Mohammed Abdullah, MALD ’05, is one of those students. After fulfilling concentrations in Human Security and Humanitarian Studies, Abdullah ventured out into the world brimming with optimism. He spent three years working on a joint USAID-local NGO project on urban sanitation in Juba, Sudan, only to find funding for his project evaporate in 2008, and himself without a job. “It’s a slippery slope,” Abdullah conceded. “One moment, you’re sitting in a makeshift clinic debating how the IMF can best achieve the avoidance of pegged exchange rates and deal with moral-hazard problems, and the next you’re driving through the desert in a jeep holding a large-caliber automatic weapon and firing indiscriminately at villagers,” explained Abdullah, who interned with CARE in Chad on a genocide prevention project while a Fletcher student.
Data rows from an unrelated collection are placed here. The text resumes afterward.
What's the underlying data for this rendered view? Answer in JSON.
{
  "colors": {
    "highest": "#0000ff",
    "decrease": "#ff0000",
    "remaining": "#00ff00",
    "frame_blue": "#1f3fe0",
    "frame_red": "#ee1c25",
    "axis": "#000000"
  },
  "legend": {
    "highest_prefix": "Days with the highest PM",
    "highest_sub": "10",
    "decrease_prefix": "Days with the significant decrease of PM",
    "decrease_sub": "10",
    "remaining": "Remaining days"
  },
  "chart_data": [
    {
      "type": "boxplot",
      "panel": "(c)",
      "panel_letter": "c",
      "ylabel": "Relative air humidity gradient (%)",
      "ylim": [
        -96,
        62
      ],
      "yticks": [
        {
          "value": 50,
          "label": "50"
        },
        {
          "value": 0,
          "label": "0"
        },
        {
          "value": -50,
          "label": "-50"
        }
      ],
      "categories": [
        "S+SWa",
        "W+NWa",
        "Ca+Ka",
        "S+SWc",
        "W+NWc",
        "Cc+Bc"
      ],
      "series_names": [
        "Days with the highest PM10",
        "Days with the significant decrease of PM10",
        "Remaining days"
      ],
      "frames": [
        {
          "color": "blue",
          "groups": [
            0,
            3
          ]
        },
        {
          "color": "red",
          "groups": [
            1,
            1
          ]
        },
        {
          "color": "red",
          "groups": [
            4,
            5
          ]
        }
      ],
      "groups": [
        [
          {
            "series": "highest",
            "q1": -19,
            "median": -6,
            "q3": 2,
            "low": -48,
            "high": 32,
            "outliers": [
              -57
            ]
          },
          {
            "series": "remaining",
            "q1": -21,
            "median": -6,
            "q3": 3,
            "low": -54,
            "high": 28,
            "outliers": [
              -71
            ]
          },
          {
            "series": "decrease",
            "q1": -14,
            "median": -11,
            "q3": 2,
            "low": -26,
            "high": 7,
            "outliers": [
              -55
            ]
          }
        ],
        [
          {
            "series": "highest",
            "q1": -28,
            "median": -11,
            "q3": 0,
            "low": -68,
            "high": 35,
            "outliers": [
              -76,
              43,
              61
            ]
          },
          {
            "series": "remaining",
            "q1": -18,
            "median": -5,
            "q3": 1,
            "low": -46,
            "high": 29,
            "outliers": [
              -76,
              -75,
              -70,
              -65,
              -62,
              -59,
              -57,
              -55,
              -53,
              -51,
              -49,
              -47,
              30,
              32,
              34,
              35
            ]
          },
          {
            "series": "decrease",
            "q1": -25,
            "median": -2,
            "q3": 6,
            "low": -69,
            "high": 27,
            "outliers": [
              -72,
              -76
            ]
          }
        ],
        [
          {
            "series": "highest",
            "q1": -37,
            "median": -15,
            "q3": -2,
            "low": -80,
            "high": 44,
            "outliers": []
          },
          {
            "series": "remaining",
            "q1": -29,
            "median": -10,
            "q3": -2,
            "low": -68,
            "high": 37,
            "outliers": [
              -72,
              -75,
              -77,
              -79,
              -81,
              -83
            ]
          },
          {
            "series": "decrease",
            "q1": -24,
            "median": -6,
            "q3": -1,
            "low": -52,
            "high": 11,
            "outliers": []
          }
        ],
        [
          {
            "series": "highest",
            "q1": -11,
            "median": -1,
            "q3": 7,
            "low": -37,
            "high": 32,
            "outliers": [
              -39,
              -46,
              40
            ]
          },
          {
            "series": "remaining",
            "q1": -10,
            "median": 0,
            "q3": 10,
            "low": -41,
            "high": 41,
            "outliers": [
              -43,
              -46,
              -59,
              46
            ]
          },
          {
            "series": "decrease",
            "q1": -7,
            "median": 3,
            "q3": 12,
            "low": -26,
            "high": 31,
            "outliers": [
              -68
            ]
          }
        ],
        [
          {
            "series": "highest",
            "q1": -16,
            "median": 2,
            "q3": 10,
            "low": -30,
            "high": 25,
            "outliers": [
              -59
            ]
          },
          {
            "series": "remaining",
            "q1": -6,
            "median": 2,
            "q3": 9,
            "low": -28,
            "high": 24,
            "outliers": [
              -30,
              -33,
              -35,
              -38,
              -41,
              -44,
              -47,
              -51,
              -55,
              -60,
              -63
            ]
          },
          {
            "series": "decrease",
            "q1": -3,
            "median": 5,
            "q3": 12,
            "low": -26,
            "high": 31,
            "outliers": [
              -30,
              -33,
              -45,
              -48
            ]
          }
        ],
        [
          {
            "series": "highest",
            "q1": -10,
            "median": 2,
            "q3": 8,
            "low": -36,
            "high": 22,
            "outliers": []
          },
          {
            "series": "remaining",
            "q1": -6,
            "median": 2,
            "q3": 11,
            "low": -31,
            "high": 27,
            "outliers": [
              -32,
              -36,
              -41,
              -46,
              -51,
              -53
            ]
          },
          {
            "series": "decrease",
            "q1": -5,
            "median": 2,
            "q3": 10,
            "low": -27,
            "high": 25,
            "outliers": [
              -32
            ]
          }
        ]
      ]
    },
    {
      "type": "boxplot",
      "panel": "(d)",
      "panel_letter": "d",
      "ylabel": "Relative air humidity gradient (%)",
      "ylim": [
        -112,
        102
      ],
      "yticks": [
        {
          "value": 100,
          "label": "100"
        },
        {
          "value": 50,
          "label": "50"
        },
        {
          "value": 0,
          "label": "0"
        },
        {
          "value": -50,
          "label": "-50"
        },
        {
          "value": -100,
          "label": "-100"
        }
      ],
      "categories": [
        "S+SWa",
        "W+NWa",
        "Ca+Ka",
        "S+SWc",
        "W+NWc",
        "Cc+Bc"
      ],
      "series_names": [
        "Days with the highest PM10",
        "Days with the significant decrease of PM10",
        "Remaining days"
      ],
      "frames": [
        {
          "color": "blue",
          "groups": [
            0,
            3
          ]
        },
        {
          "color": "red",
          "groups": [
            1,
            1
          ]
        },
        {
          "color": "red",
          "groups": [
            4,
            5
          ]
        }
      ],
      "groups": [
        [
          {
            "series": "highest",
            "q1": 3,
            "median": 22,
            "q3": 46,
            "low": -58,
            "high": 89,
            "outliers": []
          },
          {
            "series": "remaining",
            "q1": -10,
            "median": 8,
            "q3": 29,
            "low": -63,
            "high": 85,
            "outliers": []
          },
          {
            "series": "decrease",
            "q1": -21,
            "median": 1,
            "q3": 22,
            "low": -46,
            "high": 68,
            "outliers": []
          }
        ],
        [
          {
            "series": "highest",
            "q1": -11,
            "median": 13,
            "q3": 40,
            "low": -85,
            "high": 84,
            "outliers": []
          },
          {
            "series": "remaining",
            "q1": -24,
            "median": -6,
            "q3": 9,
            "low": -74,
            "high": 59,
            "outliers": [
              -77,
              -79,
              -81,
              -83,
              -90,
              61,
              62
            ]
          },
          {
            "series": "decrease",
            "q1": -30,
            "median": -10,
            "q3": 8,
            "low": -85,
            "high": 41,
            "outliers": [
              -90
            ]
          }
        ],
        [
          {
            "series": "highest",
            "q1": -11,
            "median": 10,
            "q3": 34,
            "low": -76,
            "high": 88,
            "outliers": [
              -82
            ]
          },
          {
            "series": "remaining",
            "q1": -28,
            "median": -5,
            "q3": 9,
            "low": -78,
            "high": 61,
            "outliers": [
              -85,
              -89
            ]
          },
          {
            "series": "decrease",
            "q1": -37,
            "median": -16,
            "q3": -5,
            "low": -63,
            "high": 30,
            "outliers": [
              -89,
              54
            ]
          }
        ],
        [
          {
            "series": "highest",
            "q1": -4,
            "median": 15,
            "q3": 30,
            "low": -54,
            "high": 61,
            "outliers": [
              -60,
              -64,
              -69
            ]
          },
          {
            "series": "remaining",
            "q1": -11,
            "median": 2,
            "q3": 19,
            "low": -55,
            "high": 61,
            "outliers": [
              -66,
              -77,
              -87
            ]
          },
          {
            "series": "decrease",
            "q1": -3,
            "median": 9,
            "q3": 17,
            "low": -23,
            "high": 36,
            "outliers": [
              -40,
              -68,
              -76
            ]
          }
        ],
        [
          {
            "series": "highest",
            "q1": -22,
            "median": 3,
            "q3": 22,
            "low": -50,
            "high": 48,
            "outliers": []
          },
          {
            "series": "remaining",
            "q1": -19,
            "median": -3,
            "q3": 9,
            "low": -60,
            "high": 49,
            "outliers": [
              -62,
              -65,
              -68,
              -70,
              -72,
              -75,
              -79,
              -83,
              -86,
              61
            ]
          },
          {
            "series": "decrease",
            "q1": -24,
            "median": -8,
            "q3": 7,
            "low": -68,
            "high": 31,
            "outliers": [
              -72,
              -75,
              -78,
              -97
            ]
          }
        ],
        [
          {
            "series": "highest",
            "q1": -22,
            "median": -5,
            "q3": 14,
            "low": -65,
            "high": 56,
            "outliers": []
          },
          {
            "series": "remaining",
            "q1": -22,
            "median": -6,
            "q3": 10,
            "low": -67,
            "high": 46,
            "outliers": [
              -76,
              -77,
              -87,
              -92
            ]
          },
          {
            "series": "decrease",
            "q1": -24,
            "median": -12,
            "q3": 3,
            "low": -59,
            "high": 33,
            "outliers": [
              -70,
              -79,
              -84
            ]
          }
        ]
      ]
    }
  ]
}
Claire Jenkins, MALD ’07, thought her Presidential Management Fellowship at the US Embassy in Tirana, Albania would open her eyes to the conduct of diplomacy in a former Communist state. “Instead, I found myself videotaping interrogations of detainees from the ‘war on terror’ and occasionally transcribing their confessions which was difficult, because I don’t understand Albanian.” Jenkins detailed a recent experience during a particularly difficult interrogation of a high-profile Egyptian detainee. “It was scary, but great because for the first time I was really called upon to take a leadership role. Of course, the interrogation techniques were a bit harsher than I would have liked.”

Golden summed up the career aspirations of her idealistic charges. “I tell them, that’s nice, why don’t you write your thesis about it.” She coughed. “Fiction.”

Jenkins agreed. “It hasn’t just been me; I’ve heard of so many other students saying ‘I’m going to help people and go work for Doctors Without Borders in Africa blahblahblah,’ and after a couple months they just find themselves figuring out how many grenade launchers can be concealed in the back of a Chinese-made pickup truck while crossing the Somali-Kenyan border.” Of the detainee she interrogated, Jenkins felt she handled the situation well. “I did strap electrodes to his testicles,” at the behest of the CIA, she conceded. “But I only shocked him a little bit.”